А Семенов вступил с младшим в разговор.
— Ну если считать на версты, то, может, и миллиона будет маловато, — сказал он. — До генерала мне далеко. А на что он тебе, генерал? Зачем?
— А так…
— Иди спать, стервец! — крикнул Василий, еще раз сурово посмотрев на Маняшу.
Младший хотел соскользнуть с колен, но Семенов попридержал его рукой.
— Сиди. Не смотри на отца. Я ему прикажу, и он будет у нас шелковым. Ты что хотел спросить? Спрашивай, пока я добрый.
— А почему ты не воюешь?
— Я не воюю? — Семенов засмеялся. — Еще как воюю! С баранинкой, со спиртом. Победы одерживаю!

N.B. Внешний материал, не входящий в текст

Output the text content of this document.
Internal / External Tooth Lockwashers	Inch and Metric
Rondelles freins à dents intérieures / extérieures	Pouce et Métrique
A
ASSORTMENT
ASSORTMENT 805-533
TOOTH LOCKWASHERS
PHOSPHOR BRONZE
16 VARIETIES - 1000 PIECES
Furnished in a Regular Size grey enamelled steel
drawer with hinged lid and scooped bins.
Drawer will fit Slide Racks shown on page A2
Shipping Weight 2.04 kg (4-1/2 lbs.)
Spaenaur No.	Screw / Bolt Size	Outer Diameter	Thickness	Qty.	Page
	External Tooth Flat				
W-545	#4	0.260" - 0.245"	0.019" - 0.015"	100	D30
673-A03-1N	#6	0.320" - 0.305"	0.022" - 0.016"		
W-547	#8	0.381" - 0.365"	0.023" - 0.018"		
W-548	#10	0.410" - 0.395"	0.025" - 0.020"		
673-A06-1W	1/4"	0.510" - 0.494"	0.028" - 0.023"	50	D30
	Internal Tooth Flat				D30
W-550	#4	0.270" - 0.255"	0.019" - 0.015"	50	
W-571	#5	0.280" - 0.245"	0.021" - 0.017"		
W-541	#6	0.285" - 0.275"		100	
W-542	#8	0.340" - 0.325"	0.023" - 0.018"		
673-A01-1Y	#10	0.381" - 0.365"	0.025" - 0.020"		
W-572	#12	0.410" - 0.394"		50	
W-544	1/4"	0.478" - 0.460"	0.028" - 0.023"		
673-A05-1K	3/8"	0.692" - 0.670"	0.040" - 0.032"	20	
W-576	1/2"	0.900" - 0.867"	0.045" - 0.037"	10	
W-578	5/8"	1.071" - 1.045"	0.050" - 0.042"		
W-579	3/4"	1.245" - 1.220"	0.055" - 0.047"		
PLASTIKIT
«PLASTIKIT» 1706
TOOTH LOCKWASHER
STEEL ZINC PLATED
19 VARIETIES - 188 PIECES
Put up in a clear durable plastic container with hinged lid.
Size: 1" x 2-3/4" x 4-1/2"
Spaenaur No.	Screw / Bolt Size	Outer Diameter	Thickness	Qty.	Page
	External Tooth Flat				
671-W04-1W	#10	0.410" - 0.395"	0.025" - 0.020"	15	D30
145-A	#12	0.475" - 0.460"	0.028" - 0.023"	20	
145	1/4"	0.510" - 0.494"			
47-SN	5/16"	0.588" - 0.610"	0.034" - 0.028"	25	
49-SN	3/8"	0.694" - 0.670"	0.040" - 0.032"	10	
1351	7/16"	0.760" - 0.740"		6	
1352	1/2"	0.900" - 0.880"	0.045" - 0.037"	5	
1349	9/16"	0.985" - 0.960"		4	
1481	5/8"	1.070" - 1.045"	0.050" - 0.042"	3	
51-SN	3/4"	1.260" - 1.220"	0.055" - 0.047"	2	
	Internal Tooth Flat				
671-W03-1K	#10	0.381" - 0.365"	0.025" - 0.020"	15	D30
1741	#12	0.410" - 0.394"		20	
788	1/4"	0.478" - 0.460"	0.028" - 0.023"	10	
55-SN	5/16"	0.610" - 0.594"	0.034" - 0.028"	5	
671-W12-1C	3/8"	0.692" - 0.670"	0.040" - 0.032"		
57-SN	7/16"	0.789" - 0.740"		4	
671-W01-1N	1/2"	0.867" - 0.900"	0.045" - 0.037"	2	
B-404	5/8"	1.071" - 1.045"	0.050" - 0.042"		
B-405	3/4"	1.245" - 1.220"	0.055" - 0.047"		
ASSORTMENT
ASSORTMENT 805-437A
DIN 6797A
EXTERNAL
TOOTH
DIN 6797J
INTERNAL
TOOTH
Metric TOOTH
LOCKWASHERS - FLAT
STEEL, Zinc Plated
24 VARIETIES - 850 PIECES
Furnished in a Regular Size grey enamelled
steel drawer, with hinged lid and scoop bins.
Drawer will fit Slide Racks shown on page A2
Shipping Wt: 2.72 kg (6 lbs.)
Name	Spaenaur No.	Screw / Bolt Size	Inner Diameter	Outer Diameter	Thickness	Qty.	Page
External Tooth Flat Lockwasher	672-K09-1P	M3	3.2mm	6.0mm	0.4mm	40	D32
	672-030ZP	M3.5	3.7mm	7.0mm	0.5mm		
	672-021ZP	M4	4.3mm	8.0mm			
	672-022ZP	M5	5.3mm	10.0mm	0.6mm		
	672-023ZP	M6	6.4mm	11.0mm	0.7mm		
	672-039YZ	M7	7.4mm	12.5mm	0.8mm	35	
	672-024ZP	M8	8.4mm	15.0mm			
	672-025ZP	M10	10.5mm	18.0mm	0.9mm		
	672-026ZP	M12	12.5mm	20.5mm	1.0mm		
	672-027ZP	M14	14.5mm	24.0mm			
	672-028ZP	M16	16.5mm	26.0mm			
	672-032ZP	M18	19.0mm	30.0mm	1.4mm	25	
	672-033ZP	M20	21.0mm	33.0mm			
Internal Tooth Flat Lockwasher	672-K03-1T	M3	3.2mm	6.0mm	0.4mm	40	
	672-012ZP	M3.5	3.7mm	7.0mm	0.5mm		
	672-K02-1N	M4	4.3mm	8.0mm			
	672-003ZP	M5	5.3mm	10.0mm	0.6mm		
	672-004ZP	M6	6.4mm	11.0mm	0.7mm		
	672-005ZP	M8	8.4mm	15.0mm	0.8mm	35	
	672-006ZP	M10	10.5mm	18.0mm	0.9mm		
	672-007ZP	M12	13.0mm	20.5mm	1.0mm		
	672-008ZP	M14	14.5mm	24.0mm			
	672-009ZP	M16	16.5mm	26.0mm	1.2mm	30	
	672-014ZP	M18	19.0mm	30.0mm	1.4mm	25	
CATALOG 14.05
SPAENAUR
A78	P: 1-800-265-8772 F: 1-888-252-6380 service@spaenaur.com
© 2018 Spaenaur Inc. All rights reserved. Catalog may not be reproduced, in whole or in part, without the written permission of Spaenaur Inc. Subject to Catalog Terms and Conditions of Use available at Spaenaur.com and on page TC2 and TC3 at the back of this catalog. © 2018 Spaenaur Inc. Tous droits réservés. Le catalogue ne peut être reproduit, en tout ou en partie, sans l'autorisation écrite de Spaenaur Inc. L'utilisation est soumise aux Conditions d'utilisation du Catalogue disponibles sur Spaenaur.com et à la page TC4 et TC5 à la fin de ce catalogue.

— Не в войну воюешь. Почему? Так надо?
— Точно, угадал: так надо. Сейчас я здесь, другие там. Потом я там буду, другие сюда придут. Войны всем хватит. Как тебя звать-то?
— Младший.
— Младший? Ну младший так младший. Сережка, наверное?
— Ага.
— Вот я и говорю, Сережка, что войны всем достанется. И мне. И твоему батьке тоже. И тебе, может, когда-нибудь придется. Войны всегда людям хватало. Во все времена.
Семенов замолчал и грустно склонил голову.
— У меня у самого вот такой дома остался. Санька. Голоштанный вот такой. — Семенов похлопал меньшого по голому задику. — Тебе зверей показать?
Пирушка приостановилась. Стол отодвинули ближе к стене. Лампу поставили как удобнее. Семенов ловко скрючивал руки, изображая на стене то зайца, то собаку, то козла. Младший и Маняша радовались немым забавным картинкам. И лишь Василий был без улыбки на лице. Он как сидел на табуретке, так остался на прежнем месте. В одной руке держал вилку, в другой пустой стаканчик. Все о нем забыли, и было даже как-то чудно, что он сидел чуть ли не посредине комнаты, уставившись из-под надвинутых бровей в одну точку.
Маняша знала, чего ей теперь ждать. Василий сидит, сидит да скажет свое слово. Так оно и вышло. Василий разбил стаканчик об пол. Осколки стекла брызнули к двери. Вслед за этим муж метнул вилку, да так, что она воткнулась в дверь.
— Вася, что ты! — крикнула Маняша. — Постыдись!..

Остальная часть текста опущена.